The economy is in recovery, the financial world has survived its greatest test since the 1930's, at least that's what all the pundits on most media outlets are proclaiming. I don't necessarily believe that history repeats itself, but I am suspicious of the sales pitch that we are getting right now (because there is still huge amounts of cash around the world sitting on the sidelines waiting for the second shoe to drop). In the Great Depression the first market crash was followed by a recovery of similar proportions to what has happened since March 2009. But government interventions in the 1930's prolonged that recovery resulting in World War II. We may now be in a similar situation. The market tinkerers especially in the United States will soon be required to unwind there positions without upsetting the applecart.

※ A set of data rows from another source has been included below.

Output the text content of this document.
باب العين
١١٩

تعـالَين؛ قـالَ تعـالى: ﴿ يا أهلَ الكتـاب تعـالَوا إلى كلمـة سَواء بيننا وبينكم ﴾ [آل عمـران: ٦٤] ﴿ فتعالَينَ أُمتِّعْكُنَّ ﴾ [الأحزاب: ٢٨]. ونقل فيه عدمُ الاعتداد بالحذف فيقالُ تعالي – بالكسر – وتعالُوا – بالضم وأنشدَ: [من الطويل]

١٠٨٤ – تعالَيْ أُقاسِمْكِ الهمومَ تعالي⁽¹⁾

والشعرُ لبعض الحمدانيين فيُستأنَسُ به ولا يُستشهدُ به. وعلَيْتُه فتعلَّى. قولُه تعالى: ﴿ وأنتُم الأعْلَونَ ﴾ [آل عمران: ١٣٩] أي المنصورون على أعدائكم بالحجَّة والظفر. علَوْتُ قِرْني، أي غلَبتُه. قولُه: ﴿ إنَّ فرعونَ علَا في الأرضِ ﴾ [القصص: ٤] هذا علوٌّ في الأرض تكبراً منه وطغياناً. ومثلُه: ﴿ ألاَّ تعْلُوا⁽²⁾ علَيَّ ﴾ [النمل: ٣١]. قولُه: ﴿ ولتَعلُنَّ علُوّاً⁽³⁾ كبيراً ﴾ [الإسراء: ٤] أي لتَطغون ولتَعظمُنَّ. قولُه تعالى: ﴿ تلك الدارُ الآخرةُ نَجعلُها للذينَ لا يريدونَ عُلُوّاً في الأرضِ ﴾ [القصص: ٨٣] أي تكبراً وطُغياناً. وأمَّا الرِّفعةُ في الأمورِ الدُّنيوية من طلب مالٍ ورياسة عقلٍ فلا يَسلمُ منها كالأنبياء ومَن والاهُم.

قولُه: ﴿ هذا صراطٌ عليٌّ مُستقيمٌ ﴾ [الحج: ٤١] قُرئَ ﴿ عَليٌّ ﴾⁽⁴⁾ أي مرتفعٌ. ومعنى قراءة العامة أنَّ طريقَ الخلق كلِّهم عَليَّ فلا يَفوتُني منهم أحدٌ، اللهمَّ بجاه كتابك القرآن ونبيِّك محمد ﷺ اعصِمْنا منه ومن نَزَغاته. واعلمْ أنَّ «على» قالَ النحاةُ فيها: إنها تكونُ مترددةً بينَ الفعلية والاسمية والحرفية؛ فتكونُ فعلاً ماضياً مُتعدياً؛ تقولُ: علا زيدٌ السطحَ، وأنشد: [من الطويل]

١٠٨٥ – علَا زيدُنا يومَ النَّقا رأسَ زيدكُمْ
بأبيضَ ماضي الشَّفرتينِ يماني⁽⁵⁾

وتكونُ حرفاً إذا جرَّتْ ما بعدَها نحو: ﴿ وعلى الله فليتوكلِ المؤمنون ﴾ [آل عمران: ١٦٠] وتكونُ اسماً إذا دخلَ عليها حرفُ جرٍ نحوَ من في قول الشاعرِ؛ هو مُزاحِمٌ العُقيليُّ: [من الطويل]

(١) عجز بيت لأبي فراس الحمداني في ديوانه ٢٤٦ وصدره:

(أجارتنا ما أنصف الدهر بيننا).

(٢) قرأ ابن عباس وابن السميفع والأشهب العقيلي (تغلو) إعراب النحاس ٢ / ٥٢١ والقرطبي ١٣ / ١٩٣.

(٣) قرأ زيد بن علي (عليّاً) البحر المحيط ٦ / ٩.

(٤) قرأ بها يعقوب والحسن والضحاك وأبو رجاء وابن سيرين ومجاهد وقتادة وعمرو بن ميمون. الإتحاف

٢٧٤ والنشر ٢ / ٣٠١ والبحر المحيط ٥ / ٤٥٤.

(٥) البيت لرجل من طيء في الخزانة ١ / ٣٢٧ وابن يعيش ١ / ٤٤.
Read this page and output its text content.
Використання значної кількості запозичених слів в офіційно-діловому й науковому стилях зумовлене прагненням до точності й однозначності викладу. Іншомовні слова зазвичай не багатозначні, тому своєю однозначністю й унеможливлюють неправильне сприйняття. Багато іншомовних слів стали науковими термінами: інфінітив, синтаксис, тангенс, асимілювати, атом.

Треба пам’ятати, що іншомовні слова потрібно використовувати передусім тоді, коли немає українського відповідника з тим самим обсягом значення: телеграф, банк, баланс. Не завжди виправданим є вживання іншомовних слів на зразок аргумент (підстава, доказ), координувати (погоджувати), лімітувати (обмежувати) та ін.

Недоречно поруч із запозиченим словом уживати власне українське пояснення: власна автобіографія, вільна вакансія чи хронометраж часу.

All countries where market interventions were large will be doing the same thing, the trick is timing. Its hard to imagine the arrogance of these guys. Few of them foresaw the extent of the market crash in 2008, most "experts" predicted a short and shallow recession. Yet now, these same experts know exactly how to fix things and can predict the consequences of their actions. They are smarter than all the millions of investors around the world and everything will be fine. Yeah right!

In Canada, Prime Minister Harper issued a "stimulus report card" yesterday proclaiming that things are just hunky-dory and he's doing a wonderful job. Two recent articles in the Globe and Mail cast some doubt on the possibility that a recovery can be controlled. Preston Manning wonders how long it will take to recover from the stimulus, and Gwyn Morgan wonders why governments fail to learn from past mistakes. Free-market capitalism is not the cause of the financial crisis as Morgan points out, and has lately been popularized in a movie by Michael Moore. In fact, recent elections in Europe are not supporting socialist ideals as may be expected due to the Great Recession. Even in Canada polls show there is no rush to support the Liberals or NDP. Maybe people aren't fooled, maybe not. Are we out of the woods, or have we just come to a clearing in the forest? Time will tell.

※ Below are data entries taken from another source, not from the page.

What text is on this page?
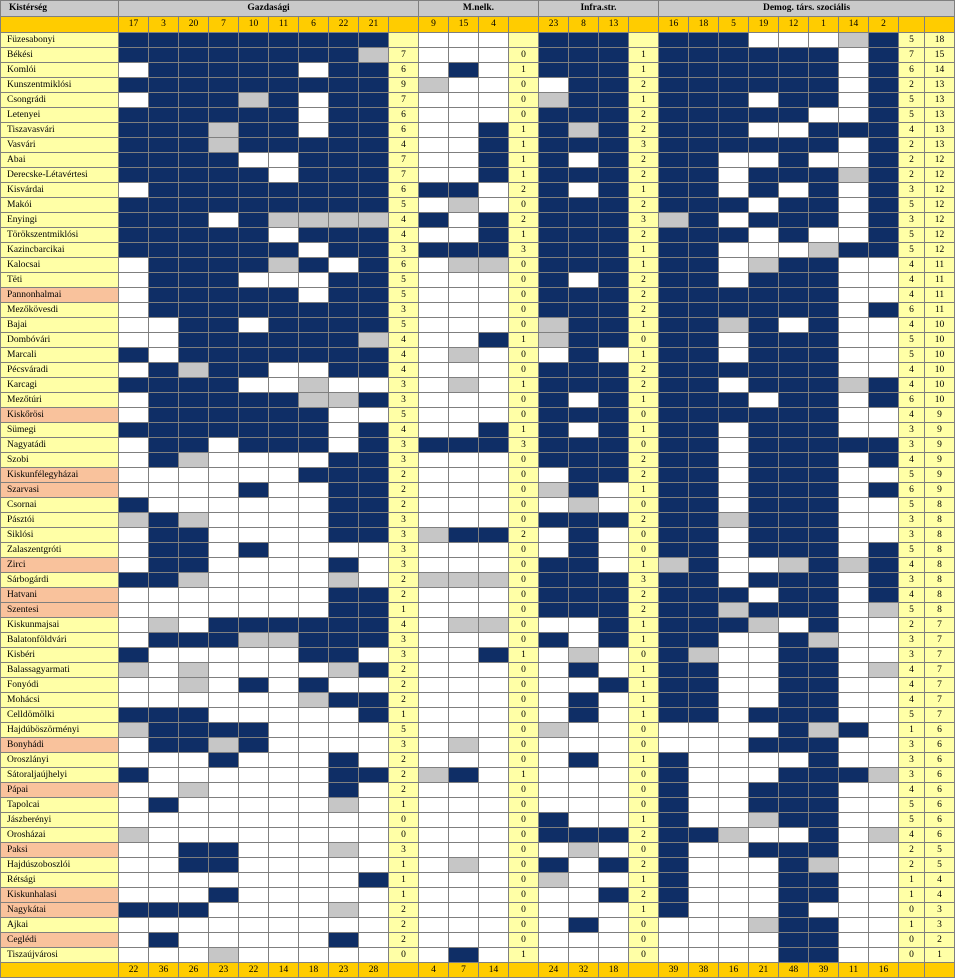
Kistérség	Gazdasági										M.nelk.				Infra.str.				Demog. társ. szociális									
	17	3	20	7	10	11	6	22	21		9	15	4		23	8	13		16	18	5	19	12	1	14	2		
Füzesabonyi																											5	18
Békési										7				0				1									7	15
Komlói										6				1				1									6	14
Kunszentmiklósi										9				0				2									2	13
Csongrádi										7				0				1									5	13
Letenyei										6				0				2									5	13
Tiszavasvári										6				1				2									4	13
Vasvári										4				1				3									2	13
Abai										7				1				2									2	12
Derecske-Létavértesi										7				1				2									2	12
Kisvárdai										6				2				1									3	12
Makói										5				0				2									5	12
Enyingi										4				2				3									3	12
Törökszentmiklósi										4				1				2									5	12
Kazincbarcikai										3				3				1									5	12
Kalocsai										6				0				1									4	11
Tëti										5				0				2									4	11
Pannonhalmai										5				0				2									4	11
Mezőkövesdi										3				0				2									6	11
Bajai										5				0				1									4	10
Dombóvári										4				1				0									5	10
Marcali										4				0				1									5	10
Pécsváradi										4				0				2									4	10
Karcagi										3				1				2									4	10
Mezőtúri										3				0				1									6	10
Kiskőrösi										5				0				0									4	9
Sümegi										4				1				1									3	9
Nagyatádi										3				3				0									3	9
Szobi										3				0				2									4	9
Kiskunfélegyházai										2				0				2									5	9
Szarvasi										2				0				1									6	9
Csornai										2				0				0									5	8
Pásztói										3				0				2									3	8
Siklósi										3				2				0									3	8
Zalaszentgróti										3				0				0									5	8
Zirci										3				0				1									4	8
Sárbogárdi										2				0				3									3	8
Hatvani										2				0				2									4	8
Szentesi										1				0				2									5	8
Kiskunmajsai										4				0				1									2	7
Balatonföldvári										3				0				1									3	7
Kisbéri										3				1				0									3	7
Balassagyarmati										2				0				1									4	7
Fonyódi										2				0				1									4	7
Mohácsi										2				0				1									4	7
Celldömölki										1				0				1									5	7
Hajdúböszörményi										5				0				0									1	6
Bonyhádi										3				0				0									3	6
Oroszlányi										2				0				1									3	6
Sátoraljaújhelyi										2				1				0									3	6
Pápai										2				0				0									4	6
Tapolcai										1				0				0									5	6
Jászberényi										0				0				1									5	6
Orosházai										0				0				2									4	6
Paksi										3				0				0									2	5
Hajdúszoboszlói										1				0				2									2	5
Rétsági										1				0				1									1	4
Kiskunhalasi										1				0				2									1	4
Nagykátai										2				0				1									0	3
Ajkai										2				0				0									1	3
Ceglédi										2				0				0									0	2
Tiszaújvárosi										0				1				0									0	1
	22	36	26	23	22	14	18	23	28		4	7	14		24	32	18		39	38	16	21	48	39	11	16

Saturday, September 26, 2009

The Growing Federal Parliament

A Bill in the Canadian Parliament will be introduced soon that will change the number of seats in the House of Commons from 308 to 342. All of the additional 34 seats will come from Ontario (21), Alberta (6) and British Columbia (7). The rest of the country remains unaffected. This change will go some of the way to repairing the gross underrepresentation of these provinces while at the same time bloating the size of parliament. An interesting article by Brian Lee Crowley called "How rep follows pop - and what it means for Quebec", discusses how this change may be the beginning of a Canadian transformation away from the socialist economic and social policies that have catered to Quebec for the past 50 years.

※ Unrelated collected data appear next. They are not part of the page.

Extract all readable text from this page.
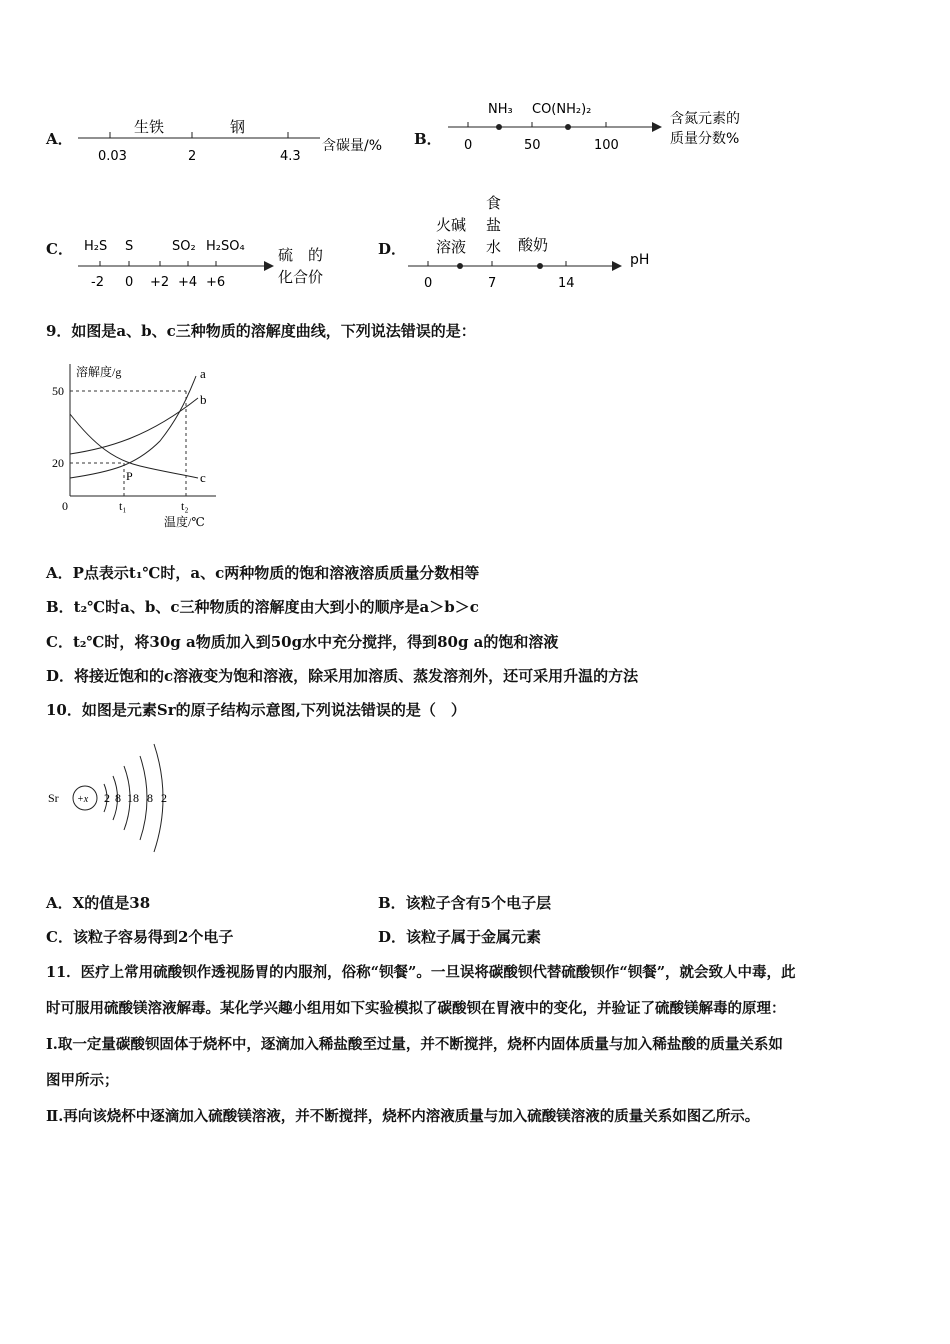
A．
生铁	钢
0.03	2	4.3
含碳量/% B．
NH₃ CO(NH₂)₂
0	50	100
含氮元素的
质量分数%
C． H₂S S	SO₂ H₂SO₄
-2 0 +2 +4 +6
硫　的
化合价
D．
火碱
溶液
食
盐
水 酸奶
0	7	14
pH
9．如图是a、b、c三种物质的溶解度曲线，下列说法错误的是：
溶解度/g
50
20
0	t₁	t₂
温度/℃
P
a
b
c
A．P点表示t₁℃时，a、c两种物质的饱和溶液溶质质量分数相等
B．t₂℃时a、b、c三种物质的溶解度由大到小的顺序是a＞b＞c
C．t₂℃时，将30g a物质加入到50g水中充分搅拌，得到80g a的饱和溶液
D．将接近饱和的c溶液变为饱和溶液，除采用加溶质、蒸发溶剂外，还可采用升温的方法
10．如图是元素Sr的原子结构示意图,下列说法错误的是（　）
Sr +x 2 8 18 8 2
A．X的值是38	B．该粒子含有5个电子层
C．该粒子容易得到2个电子	D．该粒子属于金属元素
11．医疗上常用硫酸钡作透视肠胃的内服剂，俗称“钡餐”。一旦误将碳酸钡代替硫酸钡作“钡餐”，就会致人中毒，此
时可服用硫酸镁溶液解毒。某化学兴趣小组用如下实验模拟了碳酸钡在胃液中的变化，并验证了硫酸镁解毒的原理：
Ⅰ.取一定量碳酸钡固体于烧杯中，逐滴加入稀盐酸至过量，并不断搅拌，烧杯内固体质量与加入稀盐酸的质量关系如
图甲所示；
Ⅱ.再向该烧杯中逐滴加入硫酸镁溶液，并不断搅拌，烧杯内溶液质量与加入硫酸镁溶液的质量关系如图乙所示。
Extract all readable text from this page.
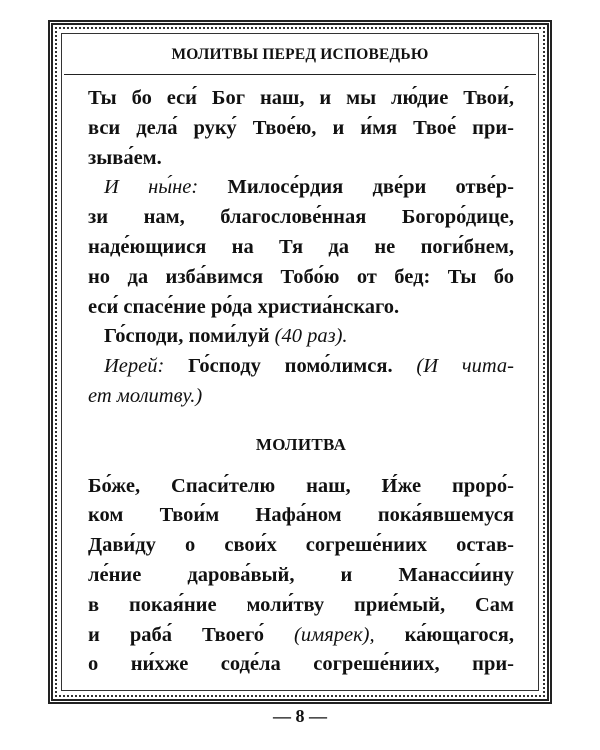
МОЛИТВЫ ПЕРЕД ИСПОВЕДЬЮ
Ты бо еси́ Бог наш, и мы лю́дие Твои́,
вси дела́ руку́ Твое́ю, и и́мя Твое́ при-
зыва́ем.
И ны́не: Милосе́рдия две́ри отве́р-
зи нам, благослове́нная Богоро́дице,
наде́ющиися на Тя да не поги́бнем,
но да изба́вимся Тобо́ю от бед: Ты бо
еси́ спасе́ние ро́да христиа́нскаго.
Го́споди, поми́луй (40 раз).
Иерей: Го́споду помо́лимся. (И чита-
ет молитву.)
МОЛИТВА
Бо́же, Спаси́телю наш, И́же проро́-
ком Твои́м Нафа́ном пока́явшемуся
Дави́ду о свои́х согреше́ниих остав-
ле́ние дарова́вый, и Манасси́ину
в покая́ние моли́тву прие́мый, Сам
и раба́ Твоего́ (имярек), ка́ющагося,
о ни́хже соде́ла согреше́ниих, при-
— 8 —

Friday, September 25, 2009

Casualty of the Toronto Garbage Strike

In a surprise announcement this morning the Mayor of Toronto David Miller, said he would not seek a third term. Citing family reasons for not running, Miller proclaimed that he had accomplished all he wanted to do to get Toronto on the right track. The political reality is that polls have shown him far behind possible other candidates which would make fund raising difficult with the election just over a year away. The garbage strike in the midst of the Great Recession showed everyone for a moment what it means to support union "rights" at the expense of taxpayer expectations. The disclosure yesterday of a $200 million error in the "sick bank" account (coincidence?) makes Miller look like he was hiding facts from everyone to favour the unions. Miller will serve out the rest of his term as a lame duck, possibly positioning himself for Michael Bryant's old job as CEO of Invest Toronto which he has taken over. Doing two jobs by a lame duck, isn't bureaucracy wonderful?